Il fallait bien que quelqu'un tienne la barque, avant que le naufrage ne prenne encore plus d'ampleur et n'entraine tous les survivants sous une lame de fond.
-- On a supporté tes silences, tes absences, tes sautes d’humeurs, tes abandons et tes phrases assassines. Et maintenant, il faudrait que je te haïsse en plus ? murmura-t-elle. C’est ça que tu veux ? Tu te détestes suffisamment comme ça, va. Tu n’as pas besoin de ma haine, t’en es remplie et moi je suis fatiguée
Les doigts descendirent le long de sa joue dans une caresse qui lui coûtait encore plus que les mots. William représentait quelque chose qui, en cet instant, la dégoûtait profondément. Mais c'est peut-être ça, l'amitié : réussir à apporter de la douceur dans un territoire hostile. Être là quand tout allait bien était facile. Rester quand on crevait d'envie de partir, ça, c'était plus dur.
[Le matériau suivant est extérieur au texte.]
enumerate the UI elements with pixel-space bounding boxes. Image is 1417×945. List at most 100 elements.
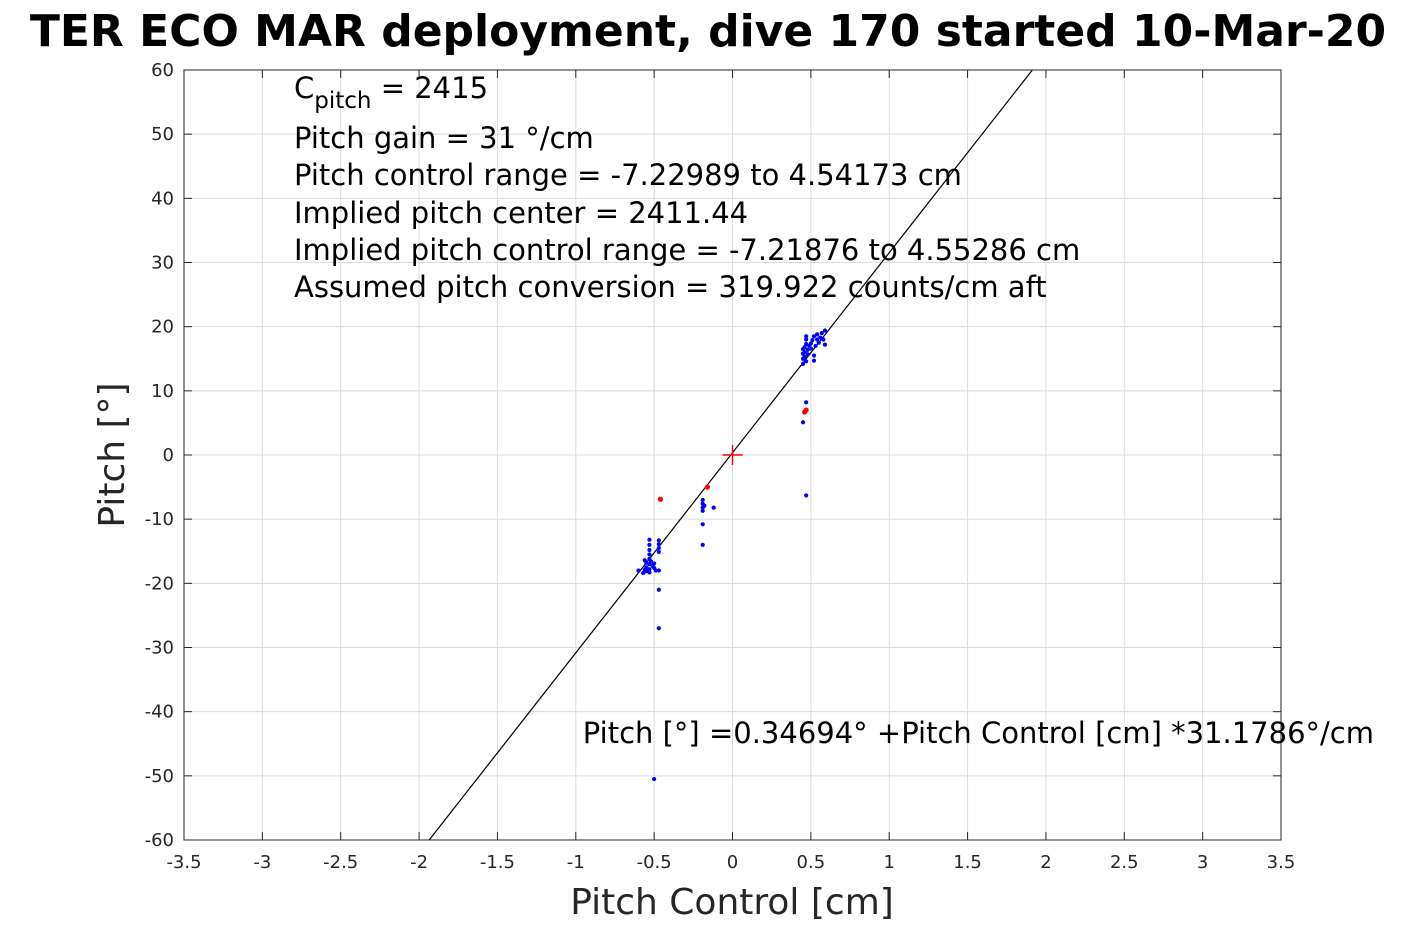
x-tick-label: -1.5 [480, 852, 515, 873]
y-tick-label: -60 [145, 830, 174, 851]
data-point [802, 350, 807, 355]
data-point [700, 497, 705, 503]
data-point [702, 503, 707, 508]
data-point [808, 341, 813, 346]
data-point [808, 346, 813, 351]
data-point [822, 342, 828, 347]
data-point [648, 559, 654, 564]
data-point [647, 567, 652, 572]
y-tick-label: 0 [163, 445, 174, 466]
flagged-point [803, 407, 809, 413]
x-tick-label: 0 [727, 852, 738, 873]
x-tick-label: 1 [883, 852, 894, 873]
y-tick-label: 40 [151, 188, 174, 209]
data-point [647, 542, 652, 547]
data-point [636, 568, 641, 573]
data-point [821, 337, 826, 342]
y-tick-label: -10 [145, 509, 174, 530]
data-point [815, 337, 820, 342]
x-tick-label: -3.5 [166, 852, 201, 873]
data-point [656, 545, 661, 551]
data-point [804, 337, 809, 342]
data-point [804, 400, 809, 405]
data-point [804, 359, 809, 364]
data-point [818, 335, 823, 340]
y-axis-label: Pitch [°] [92, 382, 133, 527]
annotation-block: Cpitch = 2415 Pitch gain = 31 °/cm Pitch… [294, 71, 1374, 750]
data-point [800, 361, 806, 366]
data-point [647, 537, 652, 542]
pitch-gain-annotation: Pitch gain = 31 °/cm [294, 121, 594, 155]
data-point [700, 542, 705, 547]
x-tick-label: 3 [1197, 852, 1208, 873]
cpitch-annotation: Cpitch = 2415 [294, 71, 488, 114]
center-marker-layer [722, 445, 743, 465]
data-point [642, 567, 647, 572]
y-tick-label: 30 [151, 253, 174, 274]
x-tick-label: -2.5 [323, 852, 358, 873]
flagged-point [704, 484, 711, 490]
x-tick-label: -0.5 [637, 852, 672, 873]
data-point [810, 338, 815, 343]
data-point [656, 587, 661, 592]
data-points [636, 328, 828, 782]
data-point [656, 626, 661, 631]
data-point [652, 776, 657, 782]
y-tick-label: -20 [145, 573, 174, 594]
data-point [647, 552, 652, 557]
data-point [711, 505, 716, 510]
chart-title: TER ECO MAR deployment, dive 170 started… [30, 6, 1386, 57]
x-tick-label: -2 [410, 852, 428, 873]
data-point [647, 547, 652, 553]
control-range-annotation: Pitch control range = -7.22989 to 4.5417… [294, 158, 962, 192]
cpitch-symbol: C [294, 71, 314, 105]
data-point [819, 330, 824, 336]
y-ticks: 60 50 40 30 20 10 0 -10 -20 -30 -40 -50 -60 [145, 60, 1281, 851]
y-tick-label: -50 [145, 766, 174, 787]
data-point [700, 508, 705, 513]
data-point [815, 332, 820, 337]
data-point [804, 334, 809, 339]
y-tick-label: 10 [151, 381, 174, 402]
y-tick-label: 60 [151, 60, 174, 81]
data-point [802, 345, 807, 350]
data-point [700, 522, 705, 527]
plot-area: -3.5 -3 -2.5 -2 -1.5 -1 -0.5 0 0.5 1 1.5 2 2.5 3 3.5 6… [145, 60, 1296, 873]
data-point [811, 353, 817, 358]
data-point [653, 568, 658, 573]
data-point [811, 358, 817, 363]
data-point [813, 343, 818, 349]
conversion-annotation: Assumed pitch conversion = 319.922 count… [294, 270, 1047, 304]
data-point [802, 354, 807, 359]
y-tick-label: -40 [145, 702, 174, 723]
cpitch-subscript: pitch [314, 88, 371, 114]
x-tick-label: 3.5 [1267, 852, 1296, 873]
data-point [641, 570, 646, 576]
fit-equation-annotation: Pitch [°] =0.34694° +Pitch Control [cm] … [583, 716, 1374, 750]
data-point [656, 542, 661, 547]
flagged-point [657, 496, 664, 502]
data-point [811, 334, 817, 339]
x-ticks: -3.5 -3 -2.5 -2 -1.5 -1 -0.5 0 0.5 1 1.5 2 2.5 3 3.5 [166, 70, 1295, 873]
data-point [804, 493, 809, 498]
data-point [642, 558, 647, 563]
x-tick-label: -1 [567, 852, 585, 873]
x-tick-label: 0.5 [797, 852, 826, 873]
implied-center-annotation: Implied pitch center = 2411.44 [294, 196, 748, 230]
data-point [804, 341, 809, 347]
data-point [656, 538, 661, 543]
data-point [805, 352, 810, 357]
x-tick-label: -3 [253, 852, 271, 873]
implied-range-annotation: Implied pitch control range = -7.21876 t… [294, 233, 1080, 267]
data-point [822, 328, 828, 333]
y-tick-label: 20 [151, 317, 174, 338]
x-tick-label: 2.5 [1110, 852, 1139, 873]
x-tick-label: 1.5 [953, 852, 982, 873]
y-tick-label: 50 [151, 124, 174, 145]
x-tick-label: 2 [1040, 852, 1051, 873]
data-point [656, 568, 661, 573]
y-tick-label: -30 [145, 638, 174, 659]
x-axis-label: Pitch Control [cm] [570, 882, 894, 923]
cpitch-value: = 2415 [371, 71, 488, 105]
-- Et il y a une petite fille dans la maison d'à côté qui ne te détestera jamais, fit-elle, sa deuxième main rejoignant l'autre joue de William pour lui tenir le visage en coupe. Fais lui un peu confiance : elle sait qui sont ses parents.
Pour Mary.
--Emma a besoin de toi tout autant que tu as besoin d'elle.
Et pour le souvenir de ce qu'ils étaient, une famille, c'était un peu pour William aussi.
-- Que faut-il que tu perdes encore pour que tu comprennes que la seule chose contre laquelle tu te bas, ce sont tes propres fantômes ? Si tu ne sais plus qui tu es, demande à ta fille.
Elle n'avait pas le droit de lui appuyer sur la tête non plus. Il fallait bien que quelqu'un tende la main : et dans l'entrée de cette petite maison, le cœur encore dilapidé par la fatigue des dernières semaines, Aveleen s'essayait à l'exercice difficile du pardon sans condition. Peut-être parce que justement, William semblait suer de tout ce qu'elle ne voulait jamais devenir un jour : un corps grignoté par les souvenirs, hanté par ses erreurs, désespérément seul, gâchant tout ce qu'il lui restait pour essayer de se venger de tout ce qu'il ne récupérerait jamais.
-- Peut-être que si tu passais un peu de temps avec elle, tu te rendrais compte que tu n'as pas encore tout perdu ? suggéra-t-elle. Mange avec nous, s'il te plait, proposa-t-elle enfin.
@William Fastenburry
- InvitéInvité
Re: Tu n'es pas sa mère - Ava
Mer 3 Nov 2021 - 20:58
Vivre comme avant. Comme si rien n'avait changé. Trouver des excuses pour justifier le moindre changement, comme si tout, finalement, était parfaitement normal. C'est de cette façon que j'ai décidé de continuer ma vie. Fuyant toute occasion de penser à elle. De parler d'elle. Ne serait-ce que d'évoquer son nom. Cherchant un ersatz de normalité dans un quotidien désormais désincarné. Des nuits à dormir dans le feutré d'un bureau, loin de la chaleur des maisons, loin du regard des autres.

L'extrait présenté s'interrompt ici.